Mr. Parke represents the Africans of the interior as naturally superior, both in their intellectual and moral endowments, to almost any other uncivilized nation. He speaks in high terms of their powers of ingenuity and invention, of their quickness and cheerfulness; of the value which they set on the learning within their reach, and the price at which they are willing to acquire it for themselves, or their children; of the skill which they display in several arts and manufactures. But the natural character of the Africans rises in our estimation, when, from considering their intellectual, we take a fair survey of their moral qualities; of the reverence for truth in which the children are educated by their mothers, among the Mandingoes, who, let it be observed, constitute the bulk of the inhabitants in all the vast districts of Africa visited by Mr. Parke; of their almost universal benevolence, gentleness, and hospitality; of their courage, and, when they have any adequate motive to prompt them to work, of their industry and perseverance; of their parental and filial tenderness, of their social and domestic affection, of the conjugal fidelity of the women, combined with great cheerfulness and frankness; of the extraordinary attachment of the Negroes to their country and home; in some cases, of their magnanimity, of which two instances are given, scarcely inferior to any thing which is recorded in Greek or Roman story.

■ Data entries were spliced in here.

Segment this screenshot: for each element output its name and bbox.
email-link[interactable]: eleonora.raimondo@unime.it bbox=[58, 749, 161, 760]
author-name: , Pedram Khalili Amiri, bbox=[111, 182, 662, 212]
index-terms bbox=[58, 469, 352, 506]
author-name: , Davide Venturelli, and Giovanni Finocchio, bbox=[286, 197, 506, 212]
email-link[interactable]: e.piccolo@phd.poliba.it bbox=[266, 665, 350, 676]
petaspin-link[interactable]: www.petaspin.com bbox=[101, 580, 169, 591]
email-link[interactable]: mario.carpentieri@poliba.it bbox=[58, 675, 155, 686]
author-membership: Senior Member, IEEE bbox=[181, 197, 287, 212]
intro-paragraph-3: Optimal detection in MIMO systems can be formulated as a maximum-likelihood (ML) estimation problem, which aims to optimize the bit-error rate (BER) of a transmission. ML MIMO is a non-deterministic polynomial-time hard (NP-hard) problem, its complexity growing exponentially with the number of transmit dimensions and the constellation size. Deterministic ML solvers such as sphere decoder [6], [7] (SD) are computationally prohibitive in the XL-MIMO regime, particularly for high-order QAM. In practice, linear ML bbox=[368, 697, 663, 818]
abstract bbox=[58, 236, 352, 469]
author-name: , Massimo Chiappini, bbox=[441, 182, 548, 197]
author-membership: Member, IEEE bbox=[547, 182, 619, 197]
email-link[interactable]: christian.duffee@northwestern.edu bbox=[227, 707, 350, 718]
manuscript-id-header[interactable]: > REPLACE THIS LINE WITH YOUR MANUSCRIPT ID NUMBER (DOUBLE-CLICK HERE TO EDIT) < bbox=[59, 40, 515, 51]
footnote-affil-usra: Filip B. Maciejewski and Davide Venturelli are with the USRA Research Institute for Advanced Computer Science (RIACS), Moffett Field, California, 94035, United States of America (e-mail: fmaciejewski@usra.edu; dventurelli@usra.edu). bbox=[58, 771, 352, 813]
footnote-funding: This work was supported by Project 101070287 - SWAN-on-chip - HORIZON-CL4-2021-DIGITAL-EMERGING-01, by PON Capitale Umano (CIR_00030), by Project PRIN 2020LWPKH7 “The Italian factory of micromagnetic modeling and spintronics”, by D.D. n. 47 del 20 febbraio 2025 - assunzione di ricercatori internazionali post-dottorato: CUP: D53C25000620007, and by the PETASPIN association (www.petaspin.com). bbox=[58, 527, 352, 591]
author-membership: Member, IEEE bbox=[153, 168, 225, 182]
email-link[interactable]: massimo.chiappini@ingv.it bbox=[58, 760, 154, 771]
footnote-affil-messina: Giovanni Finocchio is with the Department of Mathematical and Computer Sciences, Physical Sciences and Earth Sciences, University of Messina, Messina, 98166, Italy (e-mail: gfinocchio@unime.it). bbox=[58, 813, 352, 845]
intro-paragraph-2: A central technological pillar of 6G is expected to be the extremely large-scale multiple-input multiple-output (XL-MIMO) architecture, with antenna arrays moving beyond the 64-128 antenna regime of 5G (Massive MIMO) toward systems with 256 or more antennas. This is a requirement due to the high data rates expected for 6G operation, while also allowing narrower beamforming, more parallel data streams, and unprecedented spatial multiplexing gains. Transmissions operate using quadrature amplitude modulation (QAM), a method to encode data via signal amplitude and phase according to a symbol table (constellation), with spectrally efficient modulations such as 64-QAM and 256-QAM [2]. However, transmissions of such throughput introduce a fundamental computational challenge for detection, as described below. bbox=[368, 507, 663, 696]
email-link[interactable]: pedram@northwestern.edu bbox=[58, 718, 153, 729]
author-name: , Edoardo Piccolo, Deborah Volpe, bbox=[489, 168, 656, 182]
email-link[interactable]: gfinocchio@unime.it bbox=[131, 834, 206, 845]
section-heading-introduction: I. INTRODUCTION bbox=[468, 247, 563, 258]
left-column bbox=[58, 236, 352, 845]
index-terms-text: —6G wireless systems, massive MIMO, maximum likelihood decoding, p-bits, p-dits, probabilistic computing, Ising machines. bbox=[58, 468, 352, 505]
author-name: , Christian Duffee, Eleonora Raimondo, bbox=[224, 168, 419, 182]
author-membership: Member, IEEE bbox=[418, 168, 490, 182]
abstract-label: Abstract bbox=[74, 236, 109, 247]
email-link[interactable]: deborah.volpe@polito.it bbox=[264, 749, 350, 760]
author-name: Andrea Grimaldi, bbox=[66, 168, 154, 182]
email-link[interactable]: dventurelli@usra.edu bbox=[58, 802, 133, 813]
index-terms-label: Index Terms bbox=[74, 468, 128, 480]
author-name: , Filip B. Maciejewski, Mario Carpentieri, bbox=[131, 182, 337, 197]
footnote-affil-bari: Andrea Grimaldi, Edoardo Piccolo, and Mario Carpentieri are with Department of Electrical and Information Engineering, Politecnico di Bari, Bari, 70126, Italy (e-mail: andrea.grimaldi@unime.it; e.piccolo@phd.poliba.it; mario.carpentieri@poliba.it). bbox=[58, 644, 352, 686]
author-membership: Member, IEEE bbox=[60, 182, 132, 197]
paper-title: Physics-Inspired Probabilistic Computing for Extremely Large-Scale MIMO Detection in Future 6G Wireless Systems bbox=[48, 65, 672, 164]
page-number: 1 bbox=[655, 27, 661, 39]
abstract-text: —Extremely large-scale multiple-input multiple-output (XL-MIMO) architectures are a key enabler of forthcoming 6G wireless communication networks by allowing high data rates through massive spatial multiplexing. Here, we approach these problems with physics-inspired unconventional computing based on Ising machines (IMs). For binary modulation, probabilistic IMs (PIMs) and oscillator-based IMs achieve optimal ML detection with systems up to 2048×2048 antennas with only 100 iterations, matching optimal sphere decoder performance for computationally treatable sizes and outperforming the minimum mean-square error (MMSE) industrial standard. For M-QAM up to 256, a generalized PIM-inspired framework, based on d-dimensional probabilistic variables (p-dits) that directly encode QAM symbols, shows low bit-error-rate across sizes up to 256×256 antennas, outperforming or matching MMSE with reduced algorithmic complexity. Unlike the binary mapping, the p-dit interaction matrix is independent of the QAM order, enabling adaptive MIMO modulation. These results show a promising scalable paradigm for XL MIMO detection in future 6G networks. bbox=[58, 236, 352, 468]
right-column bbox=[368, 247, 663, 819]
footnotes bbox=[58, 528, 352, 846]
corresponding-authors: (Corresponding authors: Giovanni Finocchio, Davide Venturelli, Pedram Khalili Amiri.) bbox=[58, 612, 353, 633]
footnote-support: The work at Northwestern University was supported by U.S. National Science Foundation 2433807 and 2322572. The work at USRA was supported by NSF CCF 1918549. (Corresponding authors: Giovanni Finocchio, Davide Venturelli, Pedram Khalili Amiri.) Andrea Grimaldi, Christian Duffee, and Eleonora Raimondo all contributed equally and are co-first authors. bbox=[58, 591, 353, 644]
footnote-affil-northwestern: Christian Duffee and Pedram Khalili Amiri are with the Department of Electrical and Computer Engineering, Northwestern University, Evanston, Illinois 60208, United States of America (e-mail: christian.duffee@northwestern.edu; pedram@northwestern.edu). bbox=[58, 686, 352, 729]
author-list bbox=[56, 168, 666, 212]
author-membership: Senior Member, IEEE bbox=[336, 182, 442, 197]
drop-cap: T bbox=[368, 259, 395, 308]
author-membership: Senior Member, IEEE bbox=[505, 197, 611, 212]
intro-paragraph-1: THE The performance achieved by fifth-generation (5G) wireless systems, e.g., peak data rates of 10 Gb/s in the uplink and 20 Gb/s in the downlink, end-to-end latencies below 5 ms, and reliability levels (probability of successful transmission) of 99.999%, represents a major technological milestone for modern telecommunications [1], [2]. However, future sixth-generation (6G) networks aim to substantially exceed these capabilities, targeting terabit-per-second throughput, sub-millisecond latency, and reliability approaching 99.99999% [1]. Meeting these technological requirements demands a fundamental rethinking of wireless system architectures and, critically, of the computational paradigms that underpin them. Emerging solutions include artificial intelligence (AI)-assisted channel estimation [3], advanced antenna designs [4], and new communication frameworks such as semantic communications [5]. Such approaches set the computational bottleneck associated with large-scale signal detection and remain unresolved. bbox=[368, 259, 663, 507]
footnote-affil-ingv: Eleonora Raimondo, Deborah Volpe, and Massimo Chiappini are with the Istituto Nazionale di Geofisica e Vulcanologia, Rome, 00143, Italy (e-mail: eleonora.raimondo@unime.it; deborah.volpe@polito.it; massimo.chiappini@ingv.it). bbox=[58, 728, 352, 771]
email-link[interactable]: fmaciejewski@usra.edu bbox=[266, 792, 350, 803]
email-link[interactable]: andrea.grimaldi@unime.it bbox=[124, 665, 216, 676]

Golberry’s character of the Negroes.

Mr. Golberry’s account of the negro character is at least equally favourable. “The Foulahs, he says, are intelligent and industrious, fine, strong, brave men; but, from their habitual commerce with the Moors, they are become savage and cruel. The Mandingoes are well informed, graceful, and active, and, in their mercantile character, clever and indefatigable. The Jaloffs are honest, hospitable, generous, and faithful; their character mild, and inclined to good order and civilization.” Besides this account of particular nations, he observes of the Negroes in general, that they have both taste, ingenuity, and cleverness, and may be reckoned among the most favoured people of nature. They are, perhaps, the most prolific of all the human species, which is probably owing to the moderation they in general observe, in their habits, regimen, and pleasures. He bears, if possible, a still stronger testimony to the benevolence, hospitality, frankness, and generosity of the negro character. The mothers, says he, are passionately fond of their children, and these discover in return great filial tenderness. The women are always kind and attentive.

Mr. Winterbottom’s.

Concerning Mr. Winterbottom’s account, I will here only state, that it corresponds, in the great essentials of character, with the representations already given, though it be perhaps scarcely so favourable to the negro character.